There are many ways to motivate someone. As a new parent, I’ve started thinking about this stuff, about the various strategies I could use to get my son to be the best he can be. Do I use a “tough love” approach—similar to my old high school football coach’s philosophy that “pain is weakness leaving the body”—or do I offer the type of constant encouragement that’s linked to the “everybody gets a trophy” crowd so reviled by these older-school types?
For anyone who’s been a parent, a coach, or the manager of a business, you know these decisions are far more nuanced than simply choosing whether to use the carrot or the stick. Typically, a combination of both is required, and often in varying degrees, with differing means depending on the situation. Heck, you even have to use different strategies to motivate different individuals, even if their situations are the same!
In other words, motivation is a complex psychological process that requires the use of myriad tools and approaches in order to be implemented effectively. In business, trying to figure out the best combination of these tools can lead to much hand-wringing as you wonder how in the world you’re going to motivate Person A to accomplish Task B. Understanding and overcoming this challenge, in fact, is why incentive programs exist.
Unsurprisingly, different incentive programs are designed to solve different challenges in your business. Sales incentives, for example, are not just one-size-fits-all:they can be implemented to achieve any number of different goals, from motivating under-performing personnel, to capturing a greater share of market, to accelerating sales of specific products.
One particular type of sales incentive that tends to fly under the radar does so because it happens to be one of the more traditional strategies: the President’s Club program, also known as a Chairman’s Club or Diamond Club program. This type of incentive program is often designed for a company’s top salespeople and is typically built around a high-end travel award that brings these high-performing individuals to an exotic location.
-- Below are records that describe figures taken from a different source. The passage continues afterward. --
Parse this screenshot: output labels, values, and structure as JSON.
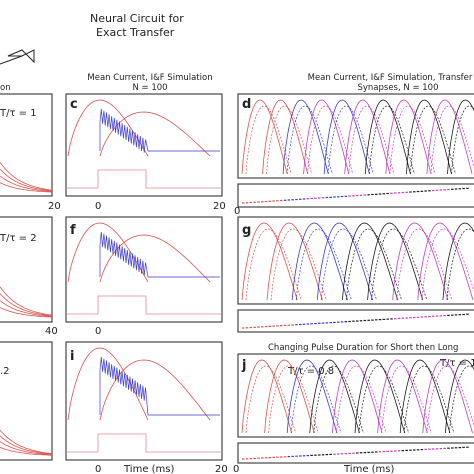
{
  "header": {
    "title_line1": "Neural Circuit for",
    "title_line2": "Exact Transfer"
  },
  "column_titles": {
    "a_fragment": "on",
    "c_line1": "Mean Current, I&F Simulation",
    "c_line2": "N = 100",
    "d_line1": "Mean Current, I&F Simulation, Transfer",
    "d_line2": "Synapses, N = 100"
  },
  "panels": {
    "c": "c",
    "d": "d",
    "f": "f",
    "g": "g",
    "i": "i",
    "j": "j"
  },
  "ratio_labels": {
    "row1": "T/τ = 1",
    "row2": "T/τ = 2",
    "row3": ".2",
    "j_left": "T/τ = 0.8",
    "j_right": "T/τ = 1"
  },
  "j_title": "Changing Pulse Duration for Short then Long",
  "tick_labels": {
    "a_row1_end": "20",
    "a_row2_end": "40",
    "c_zero": "0",
    "c_twenty": "20",
    "d_zero": "0",
    "f_zero": "0",
    "i_zero": "0",
    "i_twenty": "20",
    "j_zero": "0"
  },
  "xlabel": "Time (ms)",
  "colors": {
    "red": "#d9534f",
    "blue": "#3b3bcc",
    "black": "#1a1a1a",
    "magenta": "#c040c0",
    "pink": "#e08a9a",
    "axis": "#222222"
  },
  "chart_data": [
    {
      "type": "line",
      "panel": "a",
      "description_free": true,
      "x_range": [
        0,
        20
      ],
      "series": [
        {
          "values": [
            1.0,
            0.55,
            0.3,
            0.17,
            0.1
          ]
        },
        {
          "values": [
            0.8,
            0.45,
            0.25,
            0.14,
            0.08
          ]
        },
        {
          "values": [
            0.6,
            0.34,
            0.19,
            0.1,
            0.06
          ]
        }
      ]
    },
    {
      "type": "line",
      "panel": "c",
      "xlim": [
        -5,
        20
      ],
      "ticks": [
        "0",
        "20"
      ],
      "xlabel": "",
      "pulse_end": 5
    },
    {
      "type": "line",
      "panel": "d",
      "pulses": 11,
      "colors_cycle": [
        "red",
        "red",
        "blue",
        "magenta",
        "blue",
        "magenta",
        "black",
        "magenta",
        "black",
        "magenta",
        "black"
      ]
    },
    {
      "type": "line",
      "panel": "f",
      "xlim": [
        -5,
        20
      ],
      "ticks": [
        "0"
      ]
    },
    {
      "type": "line",
      "panel": "g",
      "pulses": 9,
      "colors_cycle": [
        "red",
        "red",
        "blue",
        "blue",
        "black",
        "black",
        "magenta",
        "magenta",
        "black"
      ]
    },
    {
      "type": "line",
      "panel": "i",
      "xlim": [
        -5,
        20
      ],
      "ticks": [
        "0",
        "20"
      ]
    },
    {
      "type": "line",
      "panel": "j",
      "pulses": 10,
      "colors_cycle": [
        "red",
        "red",
        "blue",
        "black",
        "magenta",
        "black",
        "magenta",
        "black",
        "magenta",
        "black"
      ]
    }
  ]
}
But when it comes to motivation, a President’s Club program functions a bit differently than other sales incentive programs whose main goal is to improve incremental, year-over-year sales growth. That’s because a President’s Club program tends to function as more of a recognition program rather than an ordinary incentive program. It’s a status symbol achieved by people who are motivated by such things, and consequently any good President’s Club program should be built with this in mind.
What this means, however, is that a President’s Club program isn’t for everybody. If you have a bunch of underperforming salespeople that you’re looking to motivate, this type of program might not be the best approach, because either it could end up alienating your best sales performers by lowering the bar for achievement, or conversely, the rules structure could leave many in your middle 60% feeling like there’s just no way they’ll ever reach the goals you’ve set for them, so why even try?
What a President’s Club can do, on the other hand, is motivate your high achievers by recognizing them as such. These are your MVPs and earning points so they can buy a new TV probably isn’t enough to really move the needle for them. That’s why an exciting incentive travel experience is most commonly used, and should be the main focus of this type of sales incentive program.
Furthermore, keep in mind that a President’s Club isn’t really an incentive program, it’s a recognition program. It’s not really designed to help your salespeople do something they’d otherwise be unmotivated to do (i.e. sell more effectively); rather, this type of program is built to recognize and reward them for who they already are, and what they’re already able to do.
In this way it’s also a great retention tool, as it will keep these top people engaged and present in your company throughout the sales cycle in order to achieve the reward (namely, the trip) at the end. And hopefully, if your President’s Club program is successful, you can run it again the following year to continue retaining these top people who tend to bring in the majority of business for you.
These three Rs—reward, recognize, and retain—are what a President’s Club program is all about. If you’re able to structure it effectively and target the right people, this type of program can motivate your top performers to maintain and/or elevate their great performances consistently throughout the sales cycle. Whether or not it will work with my son is still to be determined.